The scene ends as two traumatized servants make plans to help the unfortunate Gloucester, bandaging his bleeding eye sockets and finding him a guide.

Act III Analysis

Act III contains one of the most famous scenes in all of world literature: Lear’s mad caper in the storm. An image of man as a tiny, angry, frightened speck amid wild nature, the storm scene is at once harrowing and blackly comical. Through this confrontation between despair and absurdity, the play’s most vivid picture of the human condition emerges.

As Lear leaps around naked and Edgar rants and raves, a strange coherence emerges from their lunacy. While Edgar’s madness is feigned and Lear’s is true, both men come to a deeper understanding of their own natures—and human nature—through their seeming disconnect from reality. For Edgar, the externalizing of his internal predicament as a loveless exile driven to despair by treachery provides a strange relief; his mad-speak is as inventive and exuberant as it is horrific. For Lear, the sight of Edgar’s naked misery brings him to the realization that every man, himself included, is nothing but a “poor, bare, forked animal” (3.4.108). It’s through this realization that Lear finds his way to empathy for the first time—an empathy that demands he relinquish his puffed-up self image as mighty king. Later, this behavior will be referred to as “reason in madness.” This runs counter to Edmund and Cornwall’s “madness in reason,” a self-interested rationality that results in so much blood and death. 

These scenes also mark the beginning of Edgar’s role as an artist. Just as Edgar externalizes his misery in a kind of performance art, he provides a model and a mirror for Lear. Lear sees himself in Edgar, even accusing Edgar’s nonexistent daughters of having brought him to this pass, and finds a curious relief in that seeing. While the play offers no pat answers to questions of human suffering and human evil, it suggests that one way to grapple with these concepts is by creating artistic reflections of them—the better to see them, feel them, and even play with them. The poet John Keats would later remark on this quality in King Lear, writing that its truthfulness makes it beautiful even though it depicts horrors.
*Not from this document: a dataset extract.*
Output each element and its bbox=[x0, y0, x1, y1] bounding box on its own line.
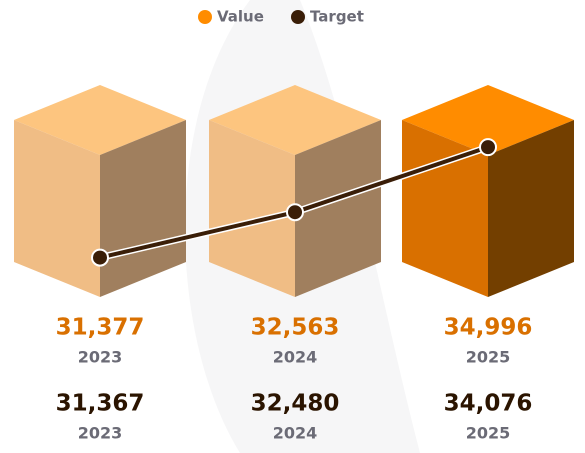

But art isn’t a total solution to the mysteries of evil and pain, and Gloucester’s gruesome blinding makes that very clear. This scene is at once symbolic—Gloucester, who has proven so bad at seeing what’s true, can only see what’s real after he loses his literal eyes—and nastily concrete. The sadistic Cornwall’s cry, “Out, vile jelly./Where is thy luster now?” (3.7.84-85), returns us once more to the irreducible facts of the human body: its vulnerability and its mortality.